I RITRATTI DI BAMBA

Il principio di Archimede sostiene che un corpo immerso in un liquido riceve una spinta dal basso verso l’alto pari al peso del volume spostato. E chi se ne frega, mi ha risposto Bamba il giorno in cui io glielo spiegai:”…io so solo che quando rischi tutto per arrivare vivo a Lampedusa, cadere in mare vuol dire morire!”.
Beata franchezza degli africani. Pane al pane, vino al vino. Anche le basilari leggi della fisica chiedono scusa e fanno posto, di fronte al modo immediato d’interpretare la realtà tipica degli immigrati.
E Bamba ha un modo tutto suo di esprimere le sue idee controverse, che mettono in discussione ogni cosa: la fotografia.
Giunto in Italia nel 2008, si è sbattuto parecchio per sopravvivere. Ha fatto il manovale a giornata nei cantieri di Pozzuoli, ha raccolto il tabacco a San Felice a Cancello, si è spostato da Caserta a Foggia in più occasioni per la raccolta dei pomodori. Però, incredibilmente, non si lamentava mai delle paghe basse, delle condizioni lavorative o di come di datori di lavoro trattassero, o addirittura maltrattassero, i lavoratori come lui. No. Lui sopportava come uno che aveva già messo in conto.

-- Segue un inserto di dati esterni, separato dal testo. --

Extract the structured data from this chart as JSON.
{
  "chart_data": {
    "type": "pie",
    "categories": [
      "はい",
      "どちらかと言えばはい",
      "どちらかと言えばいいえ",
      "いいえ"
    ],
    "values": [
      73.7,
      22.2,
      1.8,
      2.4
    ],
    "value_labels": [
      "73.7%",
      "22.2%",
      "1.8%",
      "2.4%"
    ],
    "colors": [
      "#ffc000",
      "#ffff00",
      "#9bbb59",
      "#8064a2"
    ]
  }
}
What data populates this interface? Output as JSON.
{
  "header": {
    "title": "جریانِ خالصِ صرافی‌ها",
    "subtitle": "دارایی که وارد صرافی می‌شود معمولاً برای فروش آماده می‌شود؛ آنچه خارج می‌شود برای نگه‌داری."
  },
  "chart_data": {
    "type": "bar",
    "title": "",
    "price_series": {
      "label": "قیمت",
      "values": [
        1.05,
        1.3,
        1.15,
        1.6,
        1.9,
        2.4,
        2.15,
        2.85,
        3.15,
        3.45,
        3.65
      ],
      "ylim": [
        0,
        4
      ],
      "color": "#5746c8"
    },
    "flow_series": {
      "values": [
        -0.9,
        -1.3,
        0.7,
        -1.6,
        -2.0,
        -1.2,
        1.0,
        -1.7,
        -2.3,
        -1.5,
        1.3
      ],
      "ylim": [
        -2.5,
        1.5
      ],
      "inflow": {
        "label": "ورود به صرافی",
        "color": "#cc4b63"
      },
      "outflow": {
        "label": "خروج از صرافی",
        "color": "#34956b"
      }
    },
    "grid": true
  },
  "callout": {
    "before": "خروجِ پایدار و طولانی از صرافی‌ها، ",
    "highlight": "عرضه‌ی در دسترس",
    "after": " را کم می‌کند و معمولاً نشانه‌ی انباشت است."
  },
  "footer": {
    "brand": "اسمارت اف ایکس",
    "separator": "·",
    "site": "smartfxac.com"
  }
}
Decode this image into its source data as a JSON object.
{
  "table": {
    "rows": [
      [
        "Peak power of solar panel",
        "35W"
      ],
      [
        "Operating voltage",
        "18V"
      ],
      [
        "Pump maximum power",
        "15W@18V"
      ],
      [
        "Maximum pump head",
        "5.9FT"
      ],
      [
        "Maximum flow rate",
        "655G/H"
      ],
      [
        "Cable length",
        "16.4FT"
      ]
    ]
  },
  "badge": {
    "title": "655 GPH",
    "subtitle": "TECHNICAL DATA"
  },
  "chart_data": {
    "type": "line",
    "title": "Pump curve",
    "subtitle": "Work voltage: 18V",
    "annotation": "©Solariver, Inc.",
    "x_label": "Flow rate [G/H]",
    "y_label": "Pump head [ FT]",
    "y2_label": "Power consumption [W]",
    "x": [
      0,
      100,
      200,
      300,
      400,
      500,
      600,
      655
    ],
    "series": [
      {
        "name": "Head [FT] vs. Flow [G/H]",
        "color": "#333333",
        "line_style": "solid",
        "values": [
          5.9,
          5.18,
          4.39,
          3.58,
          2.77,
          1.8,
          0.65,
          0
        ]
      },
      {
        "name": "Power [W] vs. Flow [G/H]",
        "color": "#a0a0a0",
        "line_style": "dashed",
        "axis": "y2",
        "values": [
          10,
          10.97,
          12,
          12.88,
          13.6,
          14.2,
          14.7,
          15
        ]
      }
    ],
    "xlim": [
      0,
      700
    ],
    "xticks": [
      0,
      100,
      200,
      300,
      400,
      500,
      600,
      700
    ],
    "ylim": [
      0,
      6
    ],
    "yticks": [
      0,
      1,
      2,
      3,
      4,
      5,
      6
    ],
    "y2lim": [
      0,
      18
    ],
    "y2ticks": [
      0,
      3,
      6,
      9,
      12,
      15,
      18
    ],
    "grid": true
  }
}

Ma i giornalisti, Bamba, proprio non li ha mai sopportati. La sua stoica pazienza, che lo ha portato a reggere anche 13 ore di lavoro al giorno nei campi pugliesi, sotto il sole d’agosto, di fronte ai giornalisti non regge. Si esaurisce. “…sono sempre alla ricerca di due tipi d’immigrato: o quello che oppresso dalla vita fa la faccia triste da sfigato, o quello che è arrabbiato col mondo e tira un calcio al cassonetto!”, mi spiegò un giorno al limite della sopportazione. E mi raccontò che un giorno un operatore di un associazione portò a casa sua un giornalista che doveva fare un pezzo sul disagio abitativo degli immigrati. Bamba lo cacciò fuori quando questo obiettò che casa sua, per quanto modesta e sfigatissima, non era abbastanza sporca e disordinata per rendere l’idea che aveva in testa lui. Bamba gli avrebbe messo le mani addosso, se solo avesse potuto.
Ad ogni modo un giorno ci spiegò che aveva avuto un’idea: comprare una macchina fotografica reflex, o come diceva lui “di quelle che costano un botto”, e documentare la vita degli immigrati secondo lui. Senza filtri, senza altri obiettivi, senza nulla da dimostrare.
E soprattutto senza giornalisti.
Diceva che un giorno forse avrebbe proposto a qualcuno di fare una mostra o un’esposizione delle sue foto.
La macchina fotografica alla fine se l’è comprata. Risparmiando piano piano. E noi gli auguriamo di riuscire un giorno.
Nel frattempo però ci ha fatto vedere già alcuni suoi scatti. E di questi, tre hanno attirato la nostra attenzione.
Nella prima foto si vedono le scarpe da lavoro di alcuni suoi coinquilini messe in fila, una di fianco all’altra, fuori dalla porta di casa, lungo il muro. Ci spiegò che in Africa le scarpe di una persona ti dicono tutto: che lavoro fa, da dove viene…
La seconda foto immortalava una donna africana, immigrata anche lei, che cucinava col suo bimbo che dormiva sulla sua schiena. Ci spiegò che quella donna, che era la moglie di un suo amico, in quel momento di scena domestica gli aveva ricordato la sua mamma. E lui, senza che lei se ne accorgesse, era riuscito a scattarle una foto.
La terza, la più bella di tutte, è un fotogramma di lui che si scatta una foto davanti allo specchio del bagno di casa sua. Un selfie, diremmo oggi. Nella foto si vede la sua testa parzialmente nascosta dietro la sua macchina fotografica “che costa un botto”, nell’istante in cui sta scattando.
Quest’ultima ci ha colpito perché è molto più di una semplice foto: è una sfida. Bamba adesso, come vive davvero un immigrato, ce lo racconta da sé.